Reckitt stock fell about 5% in early trading on Wednesday after the consumer goods group said first-quarter core like-for-like net revenue rose only 1.3%.
The figure was well below the 2.9% analysts had expected, and warned that first-half adjusted operating margin would be roughly 200 basis points lower than a year earlier.
The update pointed to a familiar problem for the Dettol and Lysol maker: pricing is still doing some of the work, but volumes are not yet strong enough to reassure investors.
Europe is still doing the heavy lifting
The clearest weakness was in Europe, where Reckitt said revenue fell 4.2% in the quarter, with volumes down 4.5% and price/mix up just 0.3%.
The company blamed lower cold and flu incidence, softer category growth and a more promotional trading environment.

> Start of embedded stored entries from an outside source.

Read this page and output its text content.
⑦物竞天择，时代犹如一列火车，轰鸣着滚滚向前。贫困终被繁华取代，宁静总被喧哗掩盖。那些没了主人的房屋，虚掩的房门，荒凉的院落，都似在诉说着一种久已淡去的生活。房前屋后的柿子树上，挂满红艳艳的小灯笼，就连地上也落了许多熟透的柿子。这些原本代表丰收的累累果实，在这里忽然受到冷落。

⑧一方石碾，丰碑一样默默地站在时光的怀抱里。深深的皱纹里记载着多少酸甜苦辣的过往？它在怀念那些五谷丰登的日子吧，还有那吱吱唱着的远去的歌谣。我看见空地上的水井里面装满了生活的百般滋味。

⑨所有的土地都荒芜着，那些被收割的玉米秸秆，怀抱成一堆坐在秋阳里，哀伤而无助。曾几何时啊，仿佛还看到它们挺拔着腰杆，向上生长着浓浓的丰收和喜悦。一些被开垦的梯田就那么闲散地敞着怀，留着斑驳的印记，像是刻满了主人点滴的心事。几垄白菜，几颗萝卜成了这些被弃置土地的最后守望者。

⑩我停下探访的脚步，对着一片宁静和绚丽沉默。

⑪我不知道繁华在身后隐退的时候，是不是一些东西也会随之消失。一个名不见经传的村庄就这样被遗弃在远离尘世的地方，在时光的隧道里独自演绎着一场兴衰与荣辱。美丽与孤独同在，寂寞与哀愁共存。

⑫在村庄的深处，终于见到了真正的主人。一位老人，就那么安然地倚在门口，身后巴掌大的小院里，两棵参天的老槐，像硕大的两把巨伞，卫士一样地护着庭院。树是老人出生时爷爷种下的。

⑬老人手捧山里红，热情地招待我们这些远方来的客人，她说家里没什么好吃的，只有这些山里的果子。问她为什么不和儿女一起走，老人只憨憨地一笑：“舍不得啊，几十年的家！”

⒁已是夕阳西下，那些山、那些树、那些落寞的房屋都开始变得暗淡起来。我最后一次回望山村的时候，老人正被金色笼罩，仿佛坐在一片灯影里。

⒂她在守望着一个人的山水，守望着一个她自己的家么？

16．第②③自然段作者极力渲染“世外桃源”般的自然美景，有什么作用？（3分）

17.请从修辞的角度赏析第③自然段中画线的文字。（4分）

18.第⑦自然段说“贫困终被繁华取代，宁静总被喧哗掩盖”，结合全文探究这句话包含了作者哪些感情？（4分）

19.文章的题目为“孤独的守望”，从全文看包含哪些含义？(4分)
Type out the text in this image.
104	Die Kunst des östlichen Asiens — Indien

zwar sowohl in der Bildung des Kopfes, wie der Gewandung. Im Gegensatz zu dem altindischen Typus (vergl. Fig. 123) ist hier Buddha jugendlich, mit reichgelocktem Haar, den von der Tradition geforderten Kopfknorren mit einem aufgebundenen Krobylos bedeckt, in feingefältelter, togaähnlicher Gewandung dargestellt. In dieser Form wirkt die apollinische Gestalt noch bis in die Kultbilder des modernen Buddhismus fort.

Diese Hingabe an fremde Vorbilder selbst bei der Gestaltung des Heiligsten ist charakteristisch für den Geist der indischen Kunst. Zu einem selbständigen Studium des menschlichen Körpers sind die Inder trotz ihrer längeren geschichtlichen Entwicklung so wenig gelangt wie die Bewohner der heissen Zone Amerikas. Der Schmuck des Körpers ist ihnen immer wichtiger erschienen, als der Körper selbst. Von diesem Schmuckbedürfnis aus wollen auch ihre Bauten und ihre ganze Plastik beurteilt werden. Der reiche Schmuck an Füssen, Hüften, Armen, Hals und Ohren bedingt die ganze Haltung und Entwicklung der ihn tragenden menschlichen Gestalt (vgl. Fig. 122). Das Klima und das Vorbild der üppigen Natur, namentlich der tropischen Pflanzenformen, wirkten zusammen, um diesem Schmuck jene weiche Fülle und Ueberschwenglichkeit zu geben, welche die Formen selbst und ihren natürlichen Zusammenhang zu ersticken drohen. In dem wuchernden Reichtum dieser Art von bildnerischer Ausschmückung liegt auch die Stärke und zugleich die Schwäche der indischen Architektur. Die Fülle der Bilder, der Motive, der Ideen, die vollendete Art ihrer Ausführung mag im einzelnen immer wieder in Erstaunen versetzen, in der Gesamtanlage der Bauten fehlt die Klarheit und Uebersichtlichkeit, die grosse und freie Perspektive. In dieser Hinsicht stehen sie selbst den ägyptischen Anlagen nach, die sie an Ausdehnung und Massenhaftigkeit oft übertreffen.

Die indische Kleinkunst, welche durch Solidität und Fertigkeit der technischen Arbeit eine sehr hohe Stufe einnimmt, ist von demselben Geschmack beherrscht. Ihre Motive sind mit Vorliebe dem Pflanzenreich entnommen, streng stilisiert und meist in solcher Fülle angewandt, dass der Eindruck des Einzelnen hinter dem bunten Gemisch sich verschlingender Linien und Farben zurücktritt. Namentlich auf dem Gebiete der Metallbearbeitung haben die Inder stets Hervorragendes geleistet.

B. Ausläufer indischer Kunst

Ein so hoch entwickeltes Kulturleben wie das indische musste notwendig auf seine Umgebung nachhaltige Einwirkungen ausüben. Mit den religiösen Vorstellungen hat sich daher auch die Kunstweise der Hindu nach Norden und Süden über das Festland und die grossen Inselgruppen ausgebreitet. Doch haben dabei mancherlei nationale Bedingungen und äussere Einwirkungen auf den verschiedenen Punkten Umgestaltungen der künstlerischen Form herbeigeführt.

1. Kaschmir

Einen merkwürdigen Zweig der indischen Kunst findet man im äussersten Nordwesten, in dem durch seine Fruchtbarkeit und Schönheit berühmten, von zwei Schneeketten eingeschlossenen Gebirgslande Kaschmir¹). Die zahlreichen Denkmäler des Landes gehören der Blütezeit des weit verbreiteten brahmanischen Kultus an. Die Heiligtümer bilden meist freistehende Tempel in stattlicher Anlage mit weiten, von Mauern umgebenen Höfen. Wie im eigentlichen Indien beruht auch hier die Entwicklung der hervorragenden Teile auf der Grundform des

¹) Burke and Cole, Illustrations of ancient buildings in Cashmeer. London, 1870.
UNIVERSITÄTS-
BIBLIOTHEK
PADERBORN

Reckitt said the regional pattern was broadly unchanged from the fourth quarter of 2025, which suggests the problem is not a one-off stumble but a more persistent demand issue.
That matters because Europe remains a large part of the group’s core business.
In the quarter, the region generated £873 million of net revenue, and the slide in seasonal OTC was enough to offset progress in premiumisation lines such as Finish Ultimate Plus.
Reckitt said those premium formats are helping mix, but the category backdrop is still too soft to deliver stronger top-line growth.
Pricing held up, but demand did not
The quarter also showed the tension at the heart of Reckitt’s current turnaround: pricing is still positive, but not enough to mask weak unit growth.
For Core Reckitt, price/mix added 2.3% in the quarter, while volume fell 1.0%.
Excluding seasonal OTC, core growth improved to 3.1%, which is better evidence that the non-seasonal portfolio is holding up more solidly than the winter-sensitive pharmacy products.
That split is important as emerging markets grew 7.6%, helped by double-digit growth in China and India, but even that was below expectations.
North America also softened, with core revenue down 0.9%, although volumes there rose 1.5% as non-seasonal brands performed well.
Why investors are still cautious
The stock reaction suggests the market is looking past the quarter’s surface resilience.
Reckitt said its full-year core like-for-like revenue guidance remains 4% to 5%, and management expects a sequential improvement as the cold and flu season resets.
But the company also warned that H1 margin pressure will come from stranded costs, lower seasonal incidence and higher commodity prices.
High oil and freight costs linked to the Middle East conflict are also expected to add to the squeeze.
That is why the market is treating this as more than a weather story.
Seasonal weakness can explain part of the miss, but not the broader pattern of subdued volume growth in developed markets and a less-than-expected showing from emerging markets.